Douglas are experts at SoftGel and have successfully developed 8 approved pharmaceutical SoftGels.
SoftGel technologies are a fit-for-purpose solution for medicinal compounds where solubility limits bioavailability.
We incorporate strategies in our SoftGel developments to optimize absorption and availability of the active pharmaceutical ingredient (API), or other active ingredients contained within the SoftGel capsule.
Enhancing bioavailability is important because it ensures that enough of the active ingredient reaches its target site in the body, leading to optimal therapeutic outcomes. By enhancing the bioavailability of the active ingredient in SoftGel capsules, these formulations can provide improved therapeutic efficacy, more consistent drug levels, and potentially lower required dosages, leading to better patient outcomes.
Bioavailability is a pharmacokinetic parameter that measures the fraction or percentage of an administered dose of a drug that enters the systemic circulation unchanged and becomes available for action.
Improved bioavailability is particularly beneficial when dealing with orally delivered drugs that have low solubility, high first-past metabolism, or poor permeability. By enhancing the bioavailability of a drug, its therapeutic efficacy can be maximised, and the required dosage may be reduced, resulting in better patient compliance, and potentially minimising side effects.

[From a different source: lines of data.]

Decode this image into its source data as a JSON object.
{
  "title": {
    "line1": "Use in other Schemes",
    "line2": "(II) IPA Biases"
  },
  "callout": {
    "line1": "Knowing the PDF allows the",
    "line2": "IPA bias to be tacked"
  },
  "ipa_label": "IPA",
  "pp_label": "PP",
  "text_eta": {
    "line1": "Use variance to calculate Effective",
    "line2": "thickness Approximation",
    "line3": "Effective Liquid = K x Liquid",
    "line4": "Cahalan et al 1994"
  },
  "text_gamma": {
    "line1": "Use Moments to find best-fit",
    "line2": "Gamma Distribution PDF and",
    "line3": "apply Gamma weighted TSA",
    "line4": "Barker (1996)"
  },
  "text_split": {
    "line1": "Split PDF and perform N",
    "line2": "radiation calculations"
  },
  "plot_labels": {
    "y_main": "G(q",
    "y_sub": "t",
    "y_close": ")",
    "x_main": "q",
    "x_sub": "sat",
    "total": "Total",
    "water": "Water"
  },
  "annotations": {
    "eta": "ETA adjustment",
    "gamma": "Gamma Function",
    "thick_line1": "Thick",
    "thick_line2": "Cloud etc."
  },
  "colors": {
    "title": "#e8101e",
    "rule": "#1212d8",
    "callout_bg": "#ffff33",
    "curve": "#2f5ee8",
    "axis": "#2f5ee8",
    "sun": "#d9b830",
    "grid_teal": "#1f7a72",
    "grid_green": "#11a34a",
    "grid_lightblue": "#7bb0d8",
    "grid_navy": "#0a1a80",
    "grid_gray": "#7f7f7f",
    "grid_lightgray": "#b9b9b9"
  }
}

Enteric SoftGel technology incorporates the enteric properties directly into the gelatin shell. This avoids extra coating during manufacturing which enables an improved consistent enteric behavior. They can be produced as transparent SoftGels which are more appealing to patients.
The benefits of reduced risk of acid reflux and specific or targeted delivery, are already proven in existing prescription and nutraceutical products.
Chewable SoftGels have been approved for pharmaceutical use. They can be taken with water and are suitable for patients who find swallowing difficult and need a reliable method to ensure the right dosage. They are also ideal for paediatric and geriatric patients.
Twist off SoftGels
This technology can help reduce dosing errors and provides the exact amount of liquid in the capsule. Perfect for newborns and young infants, twist-offs are also suited for dermatologic products and are perfect for accuracy and uniformity in low dosage forms. The controlled individual dosing prevents recontamination and improves bioavailability.
Douglas has extensive capabilities and deep expertise to be your partner for oral modified release delivery solutions. Our teams provide expert guidance on the key attributes that determine whether a compound is suitable for modified release formulation, at every stage of development. By matching each project to a knowledgeable and experienced team, we can help develop the right solution to get your product into the clinical study. We’ll provide reliable ongoing supply and scale-up through development and commercialisation.
Our modified release process:
- Polymers are used to control the release of the API from the formulation through one of two approaches:
- Coating of tablets or multi-particulates
- Development of matrix tablets or multi-particulates with or without additional coatings
- Release of the API is dependent on the type of polymer and process used to produce the finished product.
Modified release types
- Extended release (XR) or long-acting (LA)
- Sustained release (SR)
- Controlled release (CR)
- Delayed release (DR)
- Repeat action or pulsatile release
Suspension, Liquids and Semi-solids
Suspensions, liquids and semi-solids offer distinct advantages depending on the intended route of administration and the therapeutic goals. Semi-solids are suited for topical applications, providing localized effects and ease of application, while liquids offer flexibility in terms of dosage accuracy, route of administration, and ease of swallowing for oral use. The choice between these formulations depends on factors such as the desired drug release profile, patient preferences, therapeutic objectives, and the specific characteristics of the active pharmaceutical ingredients.
Suppositories are specialised pharmaceutical preparations designed for rectal or vaginal administration. They are commonly used in various medical conditions, including constipation, haemorrhoids, fissures, inflammatory bowel disease, vaginal infections, and hormone replacement therapy. Douglas manufactures these under strict quality control standards to ensure accurate dosing, stability, and compatibility with the intended route of administration. Suppositories provide targeted drug delivery and offer advantages for patients who cannot take medications orally or require localised treatment.
Abuse-deterrent formulations target the known or expected routes of abuse, such as crushing to snort or dissolving in order to inject the drug substance. The science of abuse deterrence is relatively new, and the formulation technologies, as well as the analytical, clinical, and statistical methods for evaluating those technologies are rapidly evolving. Douglas can develop these formulations and has partnerships with laboratories that have specialist capability to evaluate abuse deterrent features of proprietary dosage forms.